Ever since it was founded on March 15, 1906, Rolls Royce became a superlative for luxury - despite a chequered history that involved a bankruptcy, followed by nationalisation and a split between its automobile and aircraft engine division.This was a car that wasn't just about the comfort of getting from Point A to point B - it was about noiseless luxury coupled with power that still helps it accelerate from 0-100kmph in 5 seconds or less.
The story of Rolls-Royce is the story of a tech tinkerer, Frederick Royce and car dealer Charles Rolls, who met on May 4, 1904 at Manchester's Midland Hotel. The duo, who couldn't have been more disparate if they tried, hit it off instantly, setting the stage for the formation of the company nearly two years later.
For a brand that pays attention to each detail, the hyphen between Rolls and Royce would have hardly gone unnoticed. True to its brand's character, the hyphen in Rolls-Royce is believed to stand for Claude Johnson, Rolls' partner, who was instrumental in arranging the historic lunch meeting between the company's two founders.

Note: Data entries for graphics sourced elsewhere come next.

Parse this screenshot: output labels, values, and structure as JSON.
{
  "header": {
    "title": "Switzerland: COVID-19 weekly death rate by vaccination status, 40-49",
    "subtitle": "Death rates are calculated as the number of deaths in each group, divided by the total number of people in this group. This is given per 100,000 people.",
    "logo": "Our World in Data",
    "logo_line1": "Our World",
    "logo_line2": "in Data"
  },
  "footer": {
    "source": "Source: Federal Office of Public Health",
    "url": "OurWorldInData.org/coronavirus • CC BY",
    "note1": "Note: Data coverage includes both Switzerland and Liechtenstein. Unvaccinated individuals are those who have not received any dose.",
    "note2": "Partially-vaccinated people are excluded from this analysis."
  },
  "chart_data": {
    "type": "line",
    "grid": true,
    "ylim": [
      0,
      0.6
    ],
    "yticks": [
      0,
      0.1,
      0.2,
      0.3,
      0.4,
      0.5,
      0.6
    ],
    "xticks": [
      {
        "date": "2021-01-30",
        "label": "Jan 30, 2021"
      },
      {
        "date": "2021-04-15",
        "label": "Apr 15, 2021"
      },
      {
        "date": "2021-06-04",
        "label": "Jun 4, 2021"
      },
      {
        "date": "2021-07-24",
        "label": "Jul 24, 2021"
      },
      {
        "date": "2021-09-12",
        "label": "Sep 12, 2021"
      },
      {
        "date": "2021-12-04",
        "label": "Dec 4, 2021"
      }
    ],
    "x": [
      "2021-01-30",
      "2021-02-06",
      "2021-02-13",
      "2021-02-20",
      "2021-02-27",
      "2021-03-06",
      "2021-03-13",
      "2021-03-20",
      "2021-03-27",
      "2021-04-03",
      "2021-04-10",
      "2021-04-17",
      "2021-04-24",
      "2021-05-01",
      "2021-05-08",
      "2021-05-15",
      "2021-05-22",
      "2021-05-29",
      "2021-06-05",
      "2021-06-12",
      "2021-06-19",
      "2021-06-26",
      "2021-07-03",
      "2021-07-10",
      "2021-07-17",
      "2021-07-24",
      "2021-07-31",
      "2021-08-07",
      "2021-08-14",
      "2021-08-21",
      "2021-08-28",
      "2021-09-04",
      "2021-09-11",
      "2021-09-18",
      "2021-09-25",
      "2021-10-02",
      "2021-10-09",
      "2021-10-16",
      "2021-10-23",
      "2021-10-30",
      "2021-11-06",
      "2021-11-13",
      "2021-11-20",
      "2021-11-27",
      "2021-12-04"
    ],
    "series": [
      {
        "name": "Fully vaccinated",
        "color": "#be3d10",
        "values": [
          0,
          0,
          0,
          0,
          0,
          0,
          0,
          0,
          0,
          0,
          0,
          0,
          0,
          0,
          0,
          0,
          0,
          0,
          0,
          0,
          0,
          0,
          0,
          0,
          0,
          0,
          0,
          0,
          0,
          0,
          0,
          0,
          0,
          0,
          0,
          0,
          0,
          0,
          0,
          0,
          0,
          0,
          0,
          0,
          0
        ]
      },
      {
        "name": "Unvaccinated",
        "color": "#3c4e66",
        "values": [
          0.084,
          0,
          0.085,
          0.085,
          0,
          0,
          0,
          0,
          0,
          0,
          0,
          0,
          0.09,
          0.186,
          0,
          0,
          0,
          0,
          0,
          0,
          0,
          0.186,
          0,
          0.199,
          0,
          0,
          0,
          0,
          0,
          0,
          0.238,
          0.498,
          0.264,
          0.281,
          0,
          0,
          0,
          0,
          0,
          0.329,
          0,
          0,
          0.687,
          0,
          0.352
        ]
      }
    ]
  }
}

Ironically, for a luxury brand that had its Britishness written all over it, it was the Indian royalty, of the various princely states pre-independence, which first took a fancy to this car. The largest fleet, of 44 Rolls-Royce cars, was owned by the erstwhile Maharaja of Patiala, Bhupinder Singh - with an apocryphal story of how, the royal, when snubbed by the company's staff, decided to buy and use the car for garbage collection till the company apologised. Of the 20,000 Rolls-Royce cars built before World War 1, 20 per cent or 4,000 cars were sold in India.In contrast, the British royalty started using it only after the ascension of Queen Elizabeth 2 to the throne in 1953 - prior to which British royalty was ferried in a Mercedes Benz.
Handcrafted in detail, a Rolls-Royce takes upto six months to make, with even its assembly line operated manually. Each upholstered interior of the Rolls-Royce requires the hides of 15 adult bulls - cow hides won't do as as their pregnancy tends to leave stretch marks on their skin.
The brand's emblem, the Spirit of Ecstasy, was designed by British sculptor Charles Sykes, inspired by his muse Eleanor Thornton, the secretary and paramour of Lord Montagu, a British politician. The initial emblem had a finger on the lips, to signify silence - both of car's engine and the love affair between a married politician and his secretary, who tragically died on her way to India when the ship she was travelling on was torpedoed by the Germans in World War 1.
India's love affair with Rolls-Royce, which earned close to $2 billion in revenues last year, continued from the erstwhile maharajas to the Bollywood celebrities. It is believed that Nadira was the first Bollywood female star to own a Rolls-Royce - whose owners today include Amitabh Bachchan and Aamir Khan.